Focus on the Task- this is my favorite one, I use this term a lot on my kids!
Story of my life. When I am preparing medications or drawing up insulin and someone comes up or calls etc. Nurses need to be able to work in No Distraction Zones. You might be laughing at the thought of this but they do exist! Unless a patient is unstable or there is a true emergency then it can wait 1 minute. As impatient others are to get your attention you need to focus on what you are doing especially during certain instances. It is okay to let someone know they can wait. This will also be uncomfortable at first but you will get better with it as you practice it more often.
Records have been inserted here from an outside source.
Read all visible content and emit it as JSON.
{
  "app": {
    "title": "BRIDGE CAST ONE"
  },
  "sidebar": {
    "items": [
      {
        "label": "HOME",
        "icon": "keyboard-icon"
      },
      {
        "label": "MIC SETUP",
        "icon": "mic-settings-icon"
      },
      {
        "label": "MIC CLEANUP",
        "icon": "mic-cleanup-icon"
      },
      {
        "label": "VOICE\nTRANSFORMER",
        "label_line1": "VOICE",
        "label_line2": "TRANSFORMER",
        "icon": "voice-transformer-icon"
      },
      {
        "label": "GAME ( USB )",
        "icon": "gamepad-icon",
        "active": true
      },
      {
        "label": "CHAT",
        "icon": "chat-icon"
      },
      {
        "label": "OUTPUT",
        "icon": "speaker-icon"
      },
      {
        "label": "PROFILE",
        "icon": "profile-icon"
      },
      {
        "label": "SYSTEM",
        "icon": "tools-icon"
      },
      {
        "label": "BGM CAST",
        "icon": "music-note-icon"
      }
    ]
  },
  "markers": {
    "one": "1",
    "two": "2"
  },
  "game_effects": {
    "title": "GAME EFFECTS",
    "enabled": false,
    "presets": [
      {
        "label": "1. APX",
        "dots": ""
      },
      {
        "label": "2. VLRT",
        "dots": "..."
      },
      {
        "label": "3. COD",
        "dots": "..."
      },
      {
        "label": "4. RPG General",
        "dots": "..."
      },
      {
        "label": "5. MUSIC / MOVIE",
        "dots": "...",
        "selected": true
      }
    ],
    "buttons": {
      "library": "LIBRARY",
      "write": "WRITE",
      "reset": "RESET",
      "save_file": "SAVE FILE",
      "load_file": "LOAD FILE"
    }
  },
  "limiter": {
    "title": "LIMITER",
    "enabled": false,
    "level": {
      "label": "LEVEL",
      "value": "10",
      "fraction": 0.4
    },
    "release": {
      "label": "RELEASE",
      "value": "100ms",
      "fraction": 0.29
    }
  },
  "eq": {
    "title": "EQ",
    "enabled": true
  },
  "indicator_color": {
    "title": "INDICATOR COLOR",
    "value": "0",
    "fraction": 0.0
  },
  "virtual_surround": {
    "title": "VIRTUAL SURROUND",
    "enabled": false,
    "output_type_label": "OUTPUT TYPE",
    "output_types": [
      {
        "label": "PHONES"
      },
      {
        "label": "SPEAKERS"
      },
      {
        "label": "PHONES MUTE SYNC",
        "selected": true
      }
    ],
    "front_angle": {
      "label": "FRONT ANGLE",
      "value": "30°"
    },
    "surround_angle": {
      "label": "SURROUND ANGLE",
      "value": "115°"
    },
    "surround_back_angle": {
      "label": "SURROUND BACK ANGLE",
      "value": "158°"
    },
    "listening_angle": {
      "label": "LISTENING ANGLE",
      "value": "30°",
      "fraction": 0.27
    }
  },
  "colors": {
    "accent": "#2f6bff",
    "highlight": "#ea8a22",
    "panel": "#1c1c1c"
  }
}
In the event you get interrupted while doing an important task there is another tool that is very helpful- S.T.A.R. Stop, Think, Act, Review. Stop what you are doing until the interruption has ended, think about where you were in the steps, act to complete the task, and review that you did not miss anything. This is particularly useful when I am in a patient’s room and the phone rings. If I am expecting an important call from a doctor etc I will use this tool so that I can safely answer the phone. Otherwise, if I am in the middle of an important task I will let the phone ring until it is completed and call them back once I have finished. It is our nature to want to do everything at once however there are certain tasks/ situations where our patients need our full attention and focus or safety is compromised.
Effective Communication- Some of these tools you may already be using, there is a reason!
SBAR- Every nurse will recognize this tool, it is a simple and useful format for passing information and interestingly enough was created by the military (Hoo rah)
Alpha-numeric language (also from the military). “That’s 50, Five-zero milligrams”. This is very helpful especially with telephone communication.
Clarifying questions- I use this term a lot because it helps me to get the person’s attention with whom I need to clarify something. We need to have each others’ attention, especially when dealing with patients’ lives.
Read and Repeat back- every single time I get an order. Write it down whenever possible. Read and repeat back. Do not skip this step especially when in a rush because that is when mistakes are made.
Effective hand off- Make sure you are giving precise, accurate information, especially during a patient hand off. Check all lines and pumps and make sure the patient is good before handing off to another nurse. Many close calls, good catches will be found during a safe and effective hand off.
When you read and hear about these tools especially if they are pushed a lot at your job you may at first think this is silly, or unnecessary but honestly these are the tools that will help protect you and your patients from system failures. There will be mistakes in the system, no hospital is 100% safe. Nurses are ultimately the final checkpoint before the patient so we are held sometimes to the highest standards regardless if the error is our own. Make sure you are practicing with safety at the front of your mind and if you are working in an unsafe environment my recommendation is to leave that atmosphere! It is not easy, but it can be done. Even the safest nurses can be put into an unsafe situation and this can create a recipe for disaster.